ExtraCurricular.
Editor's Note: Professor Peases\' column is the fifth installment of ExtraCurricular, an occasional series of commentary by Dartmouth professors. Each column approaches a topic of the author's choice, highlighting issues of faculty interest and opening them up to response from our readers.
The website SaveDartmouth.Org has described the recent decision to expand Dartmouth's Board of Trustees as a violation of the alumni's right to fair representation. But this characterization covers over the much greater damage to processes of representation that has resulted from the last three election campaigns. The petition candidates who have prevailed in these elections have done so by manufacturing fiction about Dartmouth that willfully misrepresents the conditions under which faculty and students teach and study. During the course of these campaigns, faculty and students are deprived of any means of setting the record straight.
The fiction that the successful petition candidates have manufactured about Dartmouth includes the following set of claims: that Dartmouth has speech codes, that Dartmouth classes have increased in size, that Dartmouth students cannot enroll in the classes they want, that Dartmouth faculty privilege their research over their teaching responsibilities and that Dartmouth has become a research university. Although these claims appeal to fears that are apparently harbored by some Dartmouth alumni, all of them are disconfirmed by the facts.
Despite pressure from disparate groups, Jim Wright has refused to introduce speech codes at Dartmouth. In 2006 the median class size at Dartmouth was 16, 65 percent of the classes had fewer than 20 students, 91 percent of Dartmouth students reported getting into the classes they wanted, 98 percent expressed their satisfaction with the faculty's availability outside the classroom. In that same year, over 1,000 Dartmouth students took advantage of research programs that enabled them to work one-on-one with a Dartmouth professor.

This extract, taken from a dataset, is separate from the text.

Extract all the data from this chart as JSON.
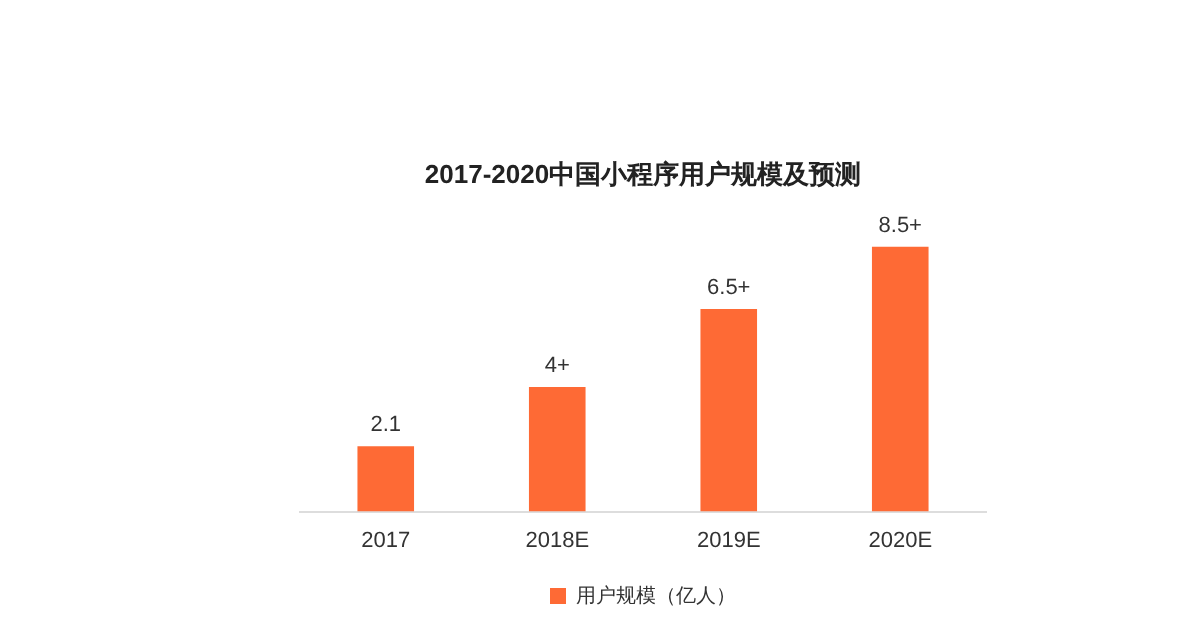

Dartmouth is a robust liberal arts college that has included the elements of a small research university throughout most of its history. Although the departments and programs in Dartmouth's liberal arts division continue to attract faculty with the professional standing of graduate research professors, the faculty have not inaugurated Ph.D. programs in the liberal arts for two very good reasons. It would take at least 25 years for a department to achieve recognition as a doctoral program of the first rank, and the supply of doctoral students in the humanities and the social sciences far exceeds the demand.
Dartmouth's mission statement is founded upon the assumption that research and teaching are not opposed but rather interdependent aspects of the scholar-teacher. As scholars we are dedicated to pursuing research at the cutting edge of our disciplines; as teachers we are committed to bringing that research to life for Dartmouth students. Dartmouth students become the beneficiaries of this dynamic interaction by participating in it. The Dartmouth Center for the Advancement of Learning has instituted structures of mentorship that foster this interdependence to assure that faculty and students can learn together into the distant future.

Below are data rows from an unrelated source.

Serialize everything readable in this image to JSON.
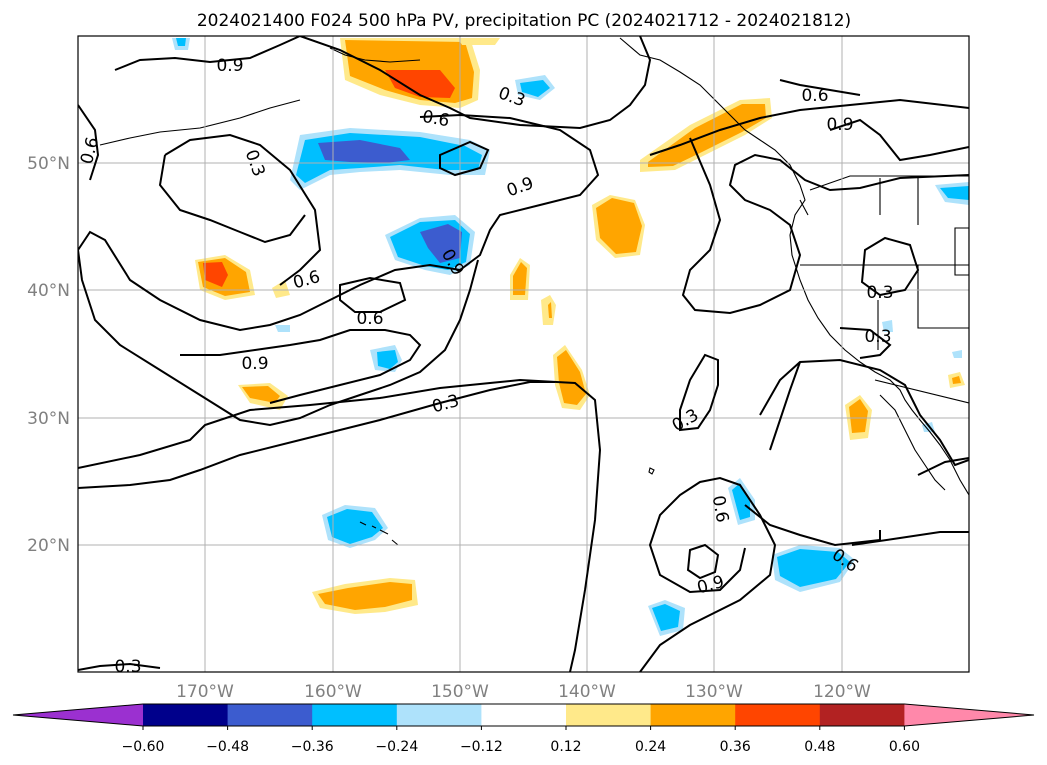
{
  "title": "2024021400 F024 500 hPa PV, precipitation PC (2024021712 - 2024021812)",
  "map": {
    "lat_labels": [
      "50°N",
      "40°N",
      "30°N",
      "20°N"
    ],
    "lon_labels": [
      "170°W",
      "160°W",
      "150°W",
      "140°W",
      "130°W",
      "120°W"
    ],
    "contour_labels": [
      "0.9",
      "0.3",
      "0.6",
      "0.6",
      "0.3",
      "0.9",
      "0.6",
      "0.9",
      "0.9",
      "0.6",
      "0.6",
      "0.9",
      "0.3",
      "0.3",
      "0.3",
      "0.6",
      "0.9",
      "0.6",
      "0.3",
      "0.3"
    ]
  },
  "colorbar": {
    "ticks": [
      "−0.60",
      "−0.48",
      "−0.36",
      "−0.24",
      "−0.12",
      "0.12",
      "0.24",
      "0.36",
      "0.48",
      "0.60"
    ],
    "colors": [
      "#9b30d0",
      "#00008b",
      "#3c5ccf",
      "#00bfff",
      "#aee2fb",
      "#ffffff",
      "#ffe98a",
      "#ffa500",
      "#ff4500",
      "#b22222",
      "#ff88aa"
    ]
  }
}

All of these factors have contributed to making Dartmouth an exemplary model for liberal arts colleges and research universities across the globe. Yet although these matters of fact disconfirm all of the petition candidates' claims, the petition candidates have nevertheless continued to repeat them from one campaign to the next. And they have attempted to discredit any and all efforts to expose the inaccuracy of these claims as the evidence of a cover-up.
While they posture as defenders of Dartmouth, the architects of these negative campaigns have undermined faculty morale, and they have done tangible damage to Dartmouth's national reputation. Since 25 percent of the US News and World Report on Colleges and Universities ranking is based on reputation, I think it's worth considering whether these negative campaigns should be held accountable for having done the damage to Dartmouth's reputation that resulted in its falling out of the top 10 in the US News and World Report standings.
In an effort to liberate Dartmouth from this ongoing campaign of misrepresentation, I suggest that the Dartmouth Alumni Council become more active in these elections. For example, they might appoint an election subcommittee assigned sole responsibility for checking the accuracy of all of the candidates' representations of what's taking place at Dartmouth. Any candidate whose platform misrepresents, distorts or falsifies the record could be required by this subcommittee, prior to the vote and at the candidate's expense, to send out a mass mailing to all alumni correcting the record. I further propose that the penalty for the refusal to abide by this requirement could entail the removal of that candidate's name from the race.